Et Emmanuel Macron ne veut pas toucher à l’âge légal de départ à 62 ans…
Partout chez nos voisins, l’âge de départ se situe autour de 65 ans, voire 67 ans. Nous devons donc inciter les assurés à partir plus tard que l’âge légal, comme nous l’avons fait avec notre accord à l’Agirc-Arrco. Il faudra mettre en place une nouvelle décote suffisamment forte pour que les gens soient incités à partir vers un âge garantissant l’équilibre du système. Et cet « âge d’équilibre » peut être déterminé en fonction de l’évolution de l’espérance de vie, des paramètres économiques, etc.
Pour le futur régime universel, Emmanuel Macron a laissé le champ ouvert entre un système par points ou en comptes notionnels. Que préférez-vous ?
Les deux sont justifiés, mais nous préférons un système en points, plus compréhensible que les comptes notionnels. Un capital virtuel affecté d’un coefficient d’espérance de vie, c’est un peu abstrait, surtout si l’on commence à distinguer entre les catégories socioprofessionnelles. Il faudra restaurer la confiance, avec des règles simples. C’est mieux si vous savez en permanence combien de points vous avez accumulés. De plus, le pilotage automatique des comptes notionnels est illusoire si on le débranche dès qu’une crise survient. Nous préférons le pilotage semi-automatique, comme à l’Agirc-Arrco.
A quel rythme devra se faire la transition ?
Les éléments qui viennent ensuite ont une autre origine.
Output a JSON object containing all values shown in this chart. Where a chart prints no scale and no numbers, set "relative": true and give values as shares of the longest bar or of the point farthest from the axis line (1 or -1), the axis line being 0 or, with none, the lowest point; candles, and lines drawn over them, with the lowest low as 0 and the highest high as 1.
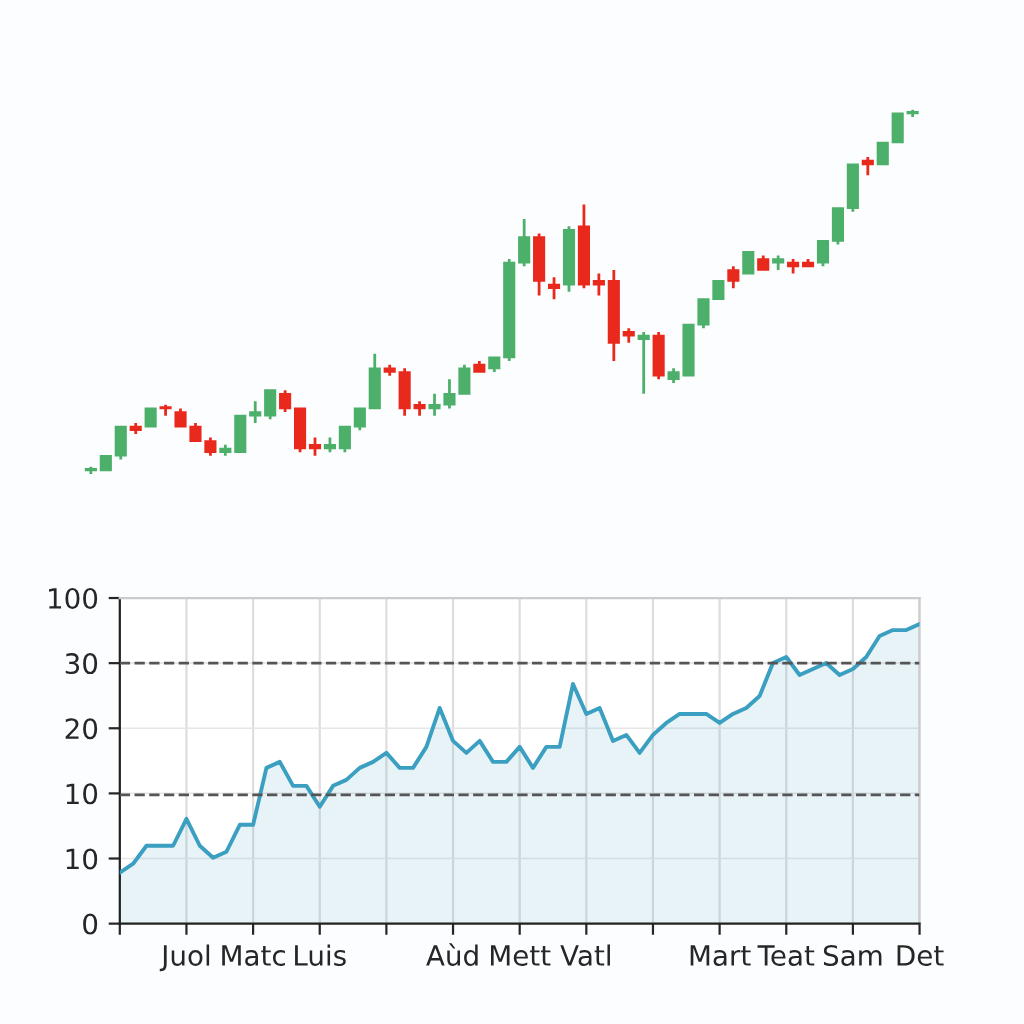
{
  "chart_data": [
    {
      "type": "candlestick",
      "relative": true,
      "categories": [
        null,
        null,
        null,
        null,
        null,
        null,
        null,
        null,
        null,
        null,
        null,
        null,
        null,
        null,
        null,
        null,
        null,
        null,
        null,
        null,
        null,
        null,
        null,
        null,
        null,
        null,
        null,
        null,
        null,
        null,
        null,
        null,
        null,
        null,
        null,
        null,
        null,
        null,
        null,
        null,
        null,
        null,
        null,
        null,
        null,
        null,
        null,
        null,
        null,
        null,
        null,
        null,
        null,
        null,
        null,
        null
      ],
      "ohlc": [
        [
          0.01,
          0.02,
          0,
          0.01
        ],
        [
          0.01,
          0.05,
          0.01,
          0.05
        ],
        [
          0.05,
          0.13,
          0.04,
          0.13
        ],
        [
          0.13,
          0.14,
          0.11,
          0.12
        ],
        [
          0.13,
          0.18,
          0.13,
          0.18
        ],
        [
          0.18,
          0.19,
          0.16,
          0.18
        ],
        [
          0.17,
          0.18,
          0.13,
          0.13
        ],
        [
          0.13,
          0.14,
          0.09,
          0.09
        ],
        [
          0.09,
          0.1,
          0.05,
          0.06
        ],
        [
          0.06,
          0.08,
          0.05,
          0.07
        ],
        [
          0.06,
          0.16,
          0.06,
          0.16
        ],
        [
          0.16,
          0.2,
          0.14,
          0.17
        ],
        [
          0.16,
          0.23,
          0.15,
          0.23
        ],
        [
          0.22,
          0.23,
          0.17,
          0.18
        ],
        [
          0.18,
          0.18,
          0.06,
          0.07
        ],
        [
          0.08,
          0.1,
          0.05,
          0.07
        ],
        [
          0.07,
          0.1,
          0.06,
          0.08
        ],
        [
          0.07,
          0.13,
          0.06,
          0.13
        ],
        [
          0.13,
          0.18,
          0.12,
          0.18
        ],
        [
          0.18,
          0.33,
          0.18,
          0.29
        ],
        [
          0.29,
          0.3,
          0.27,
          0.28
        ],
        [
          0.28,
          0.29,
          0.16,
          0.18
        ],
        [
          0.19,
          0.2,
          0.16,
          0.18
        ],
        [
          0.18,
          0.22,
          0.16,
          0.19
        ],
        [
          0.19,
          0.26,
          0.18,
          0.22
        ],
        [
          0.22,
          0.3,
          0.22,
          0.29
        ],
        [
          0.3,
          0.31,
          0.28,
          0.28
        ],
        [
          0.29,
          0.32,
          0.28,
          0.32
        ],
        [
          0.32,
          0.59,
          0.31,
          0.58
        ],
        [
          0.58,
          0.7,
          0.57,
          0.65
        ],
        [
          0.65,
          0.66,
          0.49,
          0.53
        ],
        [
          0.52,
          0.54,
          0.48,
          0.51
        ],
        [
          0.52,
          0.68,
          0.5,
          0.67
        ],
        [
          0.68,
          0.74,
          0.51,
          0.52
        ],
        [
          0.53,
          0.55,
          0.49,
          0.52
        ],
        [
          0.53,
          0.56,
          0.31,
          0.36
        ],
        [
          0.39,
          0.4,
          0.36,
          0.38
        ],
        [
          0.37,
          0.39,
          0.22,
          0.38
        ],
        [
          0.38,
          0.39,
          0.26,
          0.27
        ],
        [
          0.26,
          0.29,
          0.25,
          0.28
        ],
        [
          0.27,
          0.41,
          0.27,
          0.41
        ],
        [
          0.41,
          0.48,
          0.4,
          0.48
        ],
        [
          0.48,
          0.53,
          0.48,
          0.53
        ],
        [
          0.56,
          0.57,
          0.51,
          0.53
        ],
        [
          0.55,
          0.61,
          0.55,
          0.61
        ],
        [
          0.59,
          0.6,
          0.56,
          0.56
        ],
        [
          0.58,
          0.6,
          0.56,
          0.59
        ],
        [
          0.58,
          0.59,
          0.55,
          0.57
        ],
        [
          0.58,
          0.59,
          0.57,
          0.57
        ],
        [
          0.58,
          0.64,
          0.57,
          0.64
        ],
        [
          0.64,
          0.73,
          0.63,
          0.73
        ],
        [
          0.73,
          0.85,
          0.72,
          0.85
        ],
        [
          0.86,
          0.87,
          0.82,
          0.85
        ],
        [
          0.85,
          0.91,
          0.85,
          0.91
        ],
        [
          0.91,
          0.99,
          0.91,
          0.99
        ],
        [
          0.99,
          1,
          0.98,
          0.99
        ]
      ],
      "colors": [
        "#4caf6a",
        "#4caf6a",
        "#4caf6a",
        "#e8291c",
        "#4caf6a",
        "#e8291c",
        "#e8291c",
        "#e8291c",
        "#e8291c",
        "#4caf6a",
        "#4caf6a",
        "#4caf6a",
        "#4caf6a",
        "#e8291c",
        "#e8291c",
        "#e8291c",
        "#4caf6a",
        "#4caf6a",
        "#4caf6a",
        "#4caf6a",
        "#e8291c",
        "#e8291c",
        "#e8291c",
        "#4caf6a",
        "#4caf6a",
        "#4caf6a",
        "#e8291c",
        "#4caf6a",
        "#4caf6a",
        "#4caf6a",
        "#e8291c",
        "#e8291c",
        "#4caf6a",
        "#e8291c",
        "#e8291c",
        "#e8291c",
        "#e8291c",
        "#4caf6a",
        "#e8291c",
        "#4caf6a",
        "#4caf6a",
        "#4caf6a",
        "#4caf6a",
        "#e8291c",
        "#4caf6a",
        "#e8291c",
        "#4caf6a",
        "#e8291c",
        "#e8291c",
        "#4caf6a",
        "#4caf6a",
        "#4caf6a",
        "#e8291c",
        "#4caf6a",
        "#4caf6a",
        "#4caf6a"
      ]
    },
    {
      "type": "area",
      "grid": true,
      "relative": true,
      "categories": [
        null,
        null,
        null,
        null,
        null,
        "Juol",
        null,
        null,
        null,
        null,
        "Matc",
        null,
        null,
        null,
        null,
        "Luis",
        null,
        null,
        null,
        null,
        null,
        null,
        null,
        null,
        null,
        "Aùd",
        null,
        null,
        null,
        null,
        "Mett",
        null,
        null,
        null,
        null,
        "Vatl",
        null,
        null,
        null,
        null,
        null,
        null,
        null,
        null,
        null,
        "Mart",
        null,
        null,
        null,
        null,
        "Teat",
        null,
        null,
        null,
        null,
        "Sam",
        null,
        null,
        null,
        null,
        "Det"
      ],
      "annotations": [
        "0",
        "10",
        "10",
        "20",
        "30",
        "100"
      ],
      "series": [
        {
          "color": "#3a9fc0",
          "values": [
            0.17,
            0.2,
            0.26,
            0.26,
            0.26,
            0.35,
            0.26,
            0.22,
            0.24,
            0.33,
            0.33,
            0.52,
            0.54,
            0.46,
            0.46,
            0.39,
            0.46,
            0.48,
            0.52,
            0.54,
            0.57,
            0.52,
            0.52,
            0.59,
            0.72,
            0.61,
            0.57,
            0.61,
            0.54,
            0.54,
            0.59,
            0.52,
            0.59,
            0.59,
            0.8,
            0.7,
            0.72,
            0.61,
            0.63,
            0.57,
            0.63,
            0.67,
            0.7,
            0.7,
            0.7,
            0.67,
            0.7,
            0.72,
            0.76,
            0.87,
            0.89,
            0.83,
            0.85,
            0.87,
            0.83,
            0.85,
            0.89,
            0.96,
            0.98,
            0.98,
            1
          ]
        }
      ],
      "ref_lines": [
        {
          "axis": "y",
          "value": 0.43,
          "color": "#555555",
          "line_style": "dashed"
        },
        {
          "axis": "y",
          "value": 0.87,
          "color": "#555555",
          "line_style": "dashed"
        }
      ]
    }
  ]
}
Le président de la République a déjà annoncé un délai de cinq ans pour les personnes qui sont proches de l’âge de la retraite. Pour les autres, la période de transition reste à discuter. En tout cas, nous voulons que tous y aillent au même rythme, y compris les régimes spéciaux. C’est d’ailleurs l’intérêt des régimes à la démographie vieillissante, aujourd’hui équilibrés par une dotation de l’Etat, que d’intégrer un régime universel. Mais ils devront en contrepartie abandonner certains avantages spécifiques. De plus, le futur système doit être construit sur le refus d’une trésorerie négative et sur l’existence de réserves financières contracycliques.
Vous craignez un détournement des 60 milliards de réserves de l’Agirc-Arrco ?
Nous sommes prêts à mettre dans un pot commun à condition que chaque régime l’abonde à un niveau proportionnellement équivalent. Le système par répartition s’appuie sur la solidarité générationnelle, et, dans ce système, on ne paie pas les pensions par de la dette ou par des subventions. Les efforts consentis par les entreprises et les salariés du privé au sein de l’Agirc-Arrco ne doivent pas bénéficier au laxisme d’autres régimes.
Les partenaires sociaux joueront-ils encore un rôle dans le nouveau système universel ?
Il faut envisager toutes les hypothèses. Si nous n’avons plus la responsabilité pleine et entière, il faudra se poser des questions. Le paritarisme de négociation ou de gestion, c’est utile. Le paritarisme de figuration a moins d’intérêt, et il ne faut pas créer en plus un paritarisme d’exécution, où le gouvernement décide quoi faire et comment faire.
Le régime par répartition suffit-il ou bien faut-il introduire une dose de capitalisation ?
Les salariés du privé doivent avoir accès à des systèmes de capitalisation avec sortie en rente équivalents à ceux dont bénéficient les indépendants, les agriculteurs et les fonctionnaires. Nous voulons de l’équité. Introduire de la capitalisation serait favorable à la fois pour les salariés, les retraités et pour l’économie française, car la constitution d’une épargne de long terme permet de faire des choix d’investissement structurants. Cependant, qu’elle soit individuelle ou collective, il faut que la capitalisation soit facultative. Enfin, les versements effectués pour la constitution d’une retraite par capitalisation doivent bénéficier du même traitement fiscal et social que les cotisations aux régimes par répartition.